Suppose \(X_c\in\mathbb R^{1000\times 50}\) is centered. What can you say about the rank of the sample covariance matrix \(S=\frac1{49}X_cX_c^T\)?

Show solution

Since the centered columns sum to zero, \[ \operatorname{rank}(X_c)\le 49. \] Therefore \[ \operatorname{rank}(S)\le 49. \] Since \(S\) is a \(1000\times1000\) matrix, it is singular.

27.16 Challenge questions

27.16.1 Challenge 1: covariance as an operator

Explain why the covariance matrix is more than a table of pairwise covariances.

Show solution

The covariance matrix defines the quadratic form \[ a\mapsto a^T\Sigma a=\operatorname{Var}(a^TX). \] Thus it measures variance in every direction. Its eigenvectors are principal directions, and its eigenvalues are variances along those directions. Therefore covariance is a geometric operator describing the shape of a probability cloud.

27.16.2 Challenge 2: Gaussian ellipsoids

Let \(X\sim N(\mu,\Sigma)\) with \(\Sigma\) positive definite. Show that density contours are ellipsoids.

Show solution

A density contour has the form \[ (x-\mu)^T\Sigma^{-1}(x-\mu)=c. \] Write \(\Sigma=Q\Lambda Q^T\) and set \(y=Q^T(x-\mu)\). Then \[ \sum_{i=1}^d \frac{y_i^2}{\lambda_i}=c. \] This is an ellipsoid with axes in the eigenvector directions and axis lengths proportional to \(\sqrt{\lambda_i}\).

27.16.3 Challenge 3: why covariance matrices have no negative eigenvalues

Give a conceptual proof.

Show solution

If \(\Sigma q=\lambda q\) with \(\|q\|=1\), then \[ \lambda=q^T\Sigma q=\operatorname{Var}(q^TX)\ge0. \] Therefore all eigenvalues of a covariance matrix are nonnegative.

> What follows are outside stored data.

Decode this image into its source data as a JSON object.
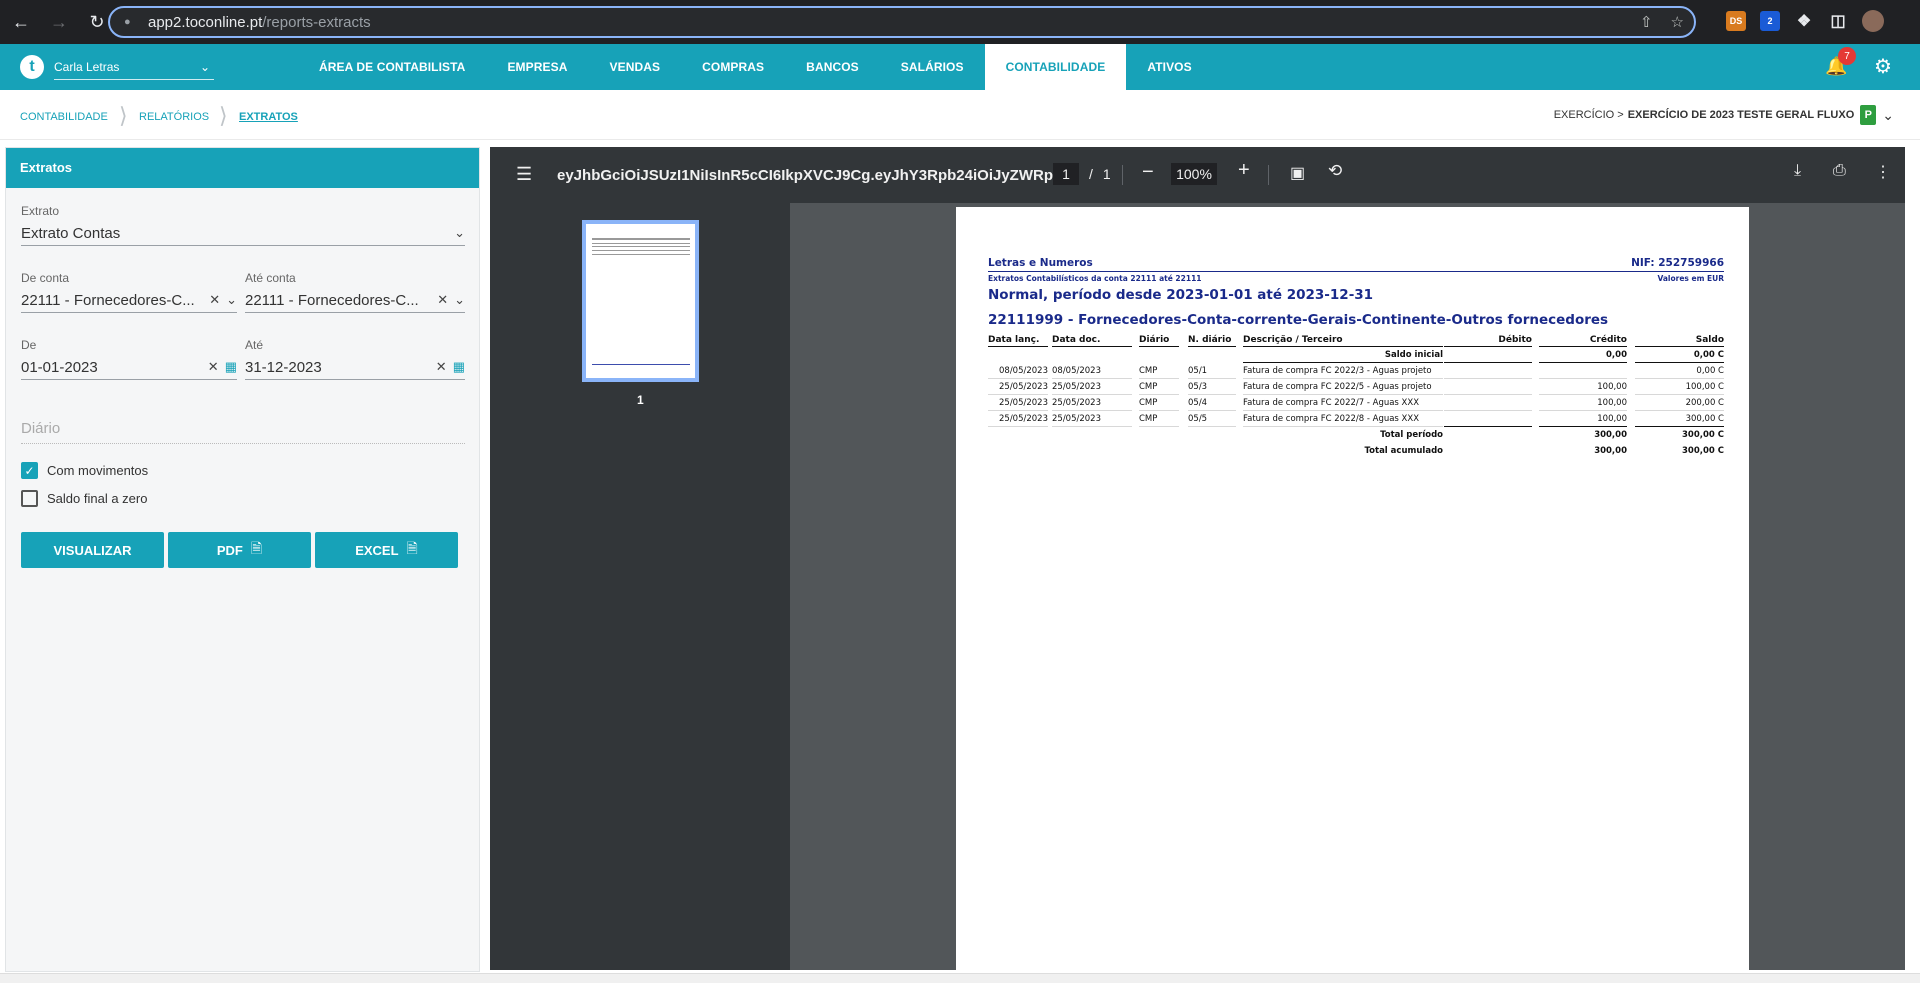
{
  "browser": {
    "url_host": "app2.toconline.pt",
    "url_path": "/reports-extracts",
    "ext_ds": "DS",
    "ext_badge": "2"
  },
  "topnav": {
    "logo": "t",
    "user": "Carla Letras",
    "menu": [
      "ÁREA DE CONTABILISTA",
      "EMPRESA",
      "VENDAS",
      "COMPRAS",
      "BANCOS",
      "SALÁRIOS",
      "CONTABILIDADE",
      "ATIVOS"
    ],
    "active_menu": "CONTABILIDADE",
    "notifications": "7"
  },
  "breadcrumb": {
    "items": [
      "CONTABILIDADE",
      "RELATÓRIOS",
      "EXTRATOS"
    ],
    "exercise_prefix": "EXERCÍCIO >",
    "exercise_name": "EXERCÍCIO DE 2023 TESTE GERAL FLUXO",
    "exercise_badge": "P"
  },
  "form": {
    "title": "Extratos",
    "extrato_label": "Extrato",
    "extrato_value": "Extrato Contas",
    "de_conta_label": "De conta",
    "de_conta_value": "22111 - Fornecedores-C...",
    "ate_conta_label": "Até conta",
    "ate_conta_value": "22111 - Fornecedores-C...",
    "de_label": "De",
    "de_value": "01-01-2023",
    "ate_label": "Até",
    "ate_value": "31-12-2023",
    "diario_placeholder": "Diário",
    "com_movimentos": "Com movimentos",
    "com_movimentos_checked": true,
    "saldo_final": "Saldo final a zero",
    "saldo_final_checked": false,
    "btn_visualizar": "VISUALIZAR",
    "btn_pdf": "PDF",
    "btn_excel": "EXCEL"
  },
  "viewer": {
    "title": "eyJhbGciOiJSUzI1NiIsInR5cCI6IkpXVCJ9Cg.eyJhY3Rpb24iOiJyZWRp...",
    "page_current": "1",
    "page_sep": "/",
    "page_total": "1",
    "zoom": "100%",
    "thumb_label": "1"
  },
  "pdf": {
    "company": "Letras e Numeros",
    "nif": "NIF: 252759966",
    "subtitle": "Extratos Contabilísticos da conta 22111 até 22111",
    "currency": "Valores em EUR",
    "period": "Normal, período desde 2023-01-01 até 2023-12-31",
    "account": "22111999 - Fornecedores-Conta-corrente-Gerais-Continente-Outros fornecedores",
    "headers": [
      "Data lanç.",
      "Data doc.",
      "Diário",
      "N. diário",
      "Descrição / Terceiro",
      "Débito",
      "Crédito",
      "Saldo"
    ],
    "saldo_inicial_label": "Saldo inicial",
    "saldo_inicial_credito": "0,00",
    "saldo_inicial_saldo": "0,00 C",
    "rows": [
      {
        "data_lanc": "08/05/2023",
        "data_doc": "08/05/2023",
        "diario": "CMP",
        "n_diario": "05/1",
        "descricao": "Fatura de compra FC 2022/3 - Aguas projeto",
        "debito": "",
        "credito": "",
        "saldo": "0,00 C"
      },
      {
        "data_lanc": "25/05/2023",
        "data_doc": "25/05/2023",
        "diario": "CMP",
        "n_diario": "05/3",
        "descricao": "Fatura de compra FC 2022/5 - Aguas projeto",
        "debito": "",
        "credito": "100,00",
        "saldo": "100,00 C"
      },
      {
        "data_lanc": "25/05/2023",
        "data_doc": "25/05/2023",
        "diario": "CMP",
        "n_diario": "05/4",
        "descricao": "Fatura de compra FC 2022/7 - Aguas XXX",
        "debito": "",
        "credito": "100,00",
        "saldo": "200,00 C"
      },
      {
        "data_lanc": "25/05/2023",
        "data_doc": "25/05/2023",
        "diario": "CMP",
        "n_diario": "05/5",
        "descricao": "Fatura de compra FC 2022/8 - Aguas XXX",
        "debito": "",
        "credito": "100,00",
        "saldo": "300,00 C"
      }
    ],
    "total_periodo_label": "Total período",
    "total_periodo_credito": "300,00",
    "total_periodo_saldo": "300,00 C",
    "total_acumulado_label": "Total acumulado",
    "total_acumulado_credito": "300,00",
    "total_acumulado_saldo": "300,00 C"
  }
}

27.17 AI companion activities

Use an AI assistant as a study partner, but verify every answer with definitions and computations.

  1. Ask: “Explain covariance matrices as positive semidefinite operators using the identity \(a^T\Sigma a=\operatorname{Var}(a^TX)\).”
  2. Ask: “Generate a small numerical example of a two-dimensional Gaussian distribution and compute its covariance ellipse.”
  3. Ask: “Write Python code that simulates random unit vectors in \(\mathbb R^d\) and estimates \(\mathbb E[(u^Tv)^2]\).”
  4. Ask: “Explain why sample covariance is singular when the number of features is larger than the number of centered samples.”
  5. Ask: “Compare PCA, whitening, and Mahalanobis distance in one coherent example.”

27.18 Summary

Probability in high dimension is deeply linear algebraic. A random vector is a vector-valued object. Its expectation is a vector. Its covariance is a symmetric positive semidefinite matrix. Gaussian distributions are controlled by covariance ellipsoids. PCA is eigenvalue decomposition of covariance. Whitening is a linear transformation that turns covariance into the identity. Random matrices arise naturally from large random data sets, random graphs, and sample covariance matrices.

The central lesson is:

Linear algebra gives the geometry of probability.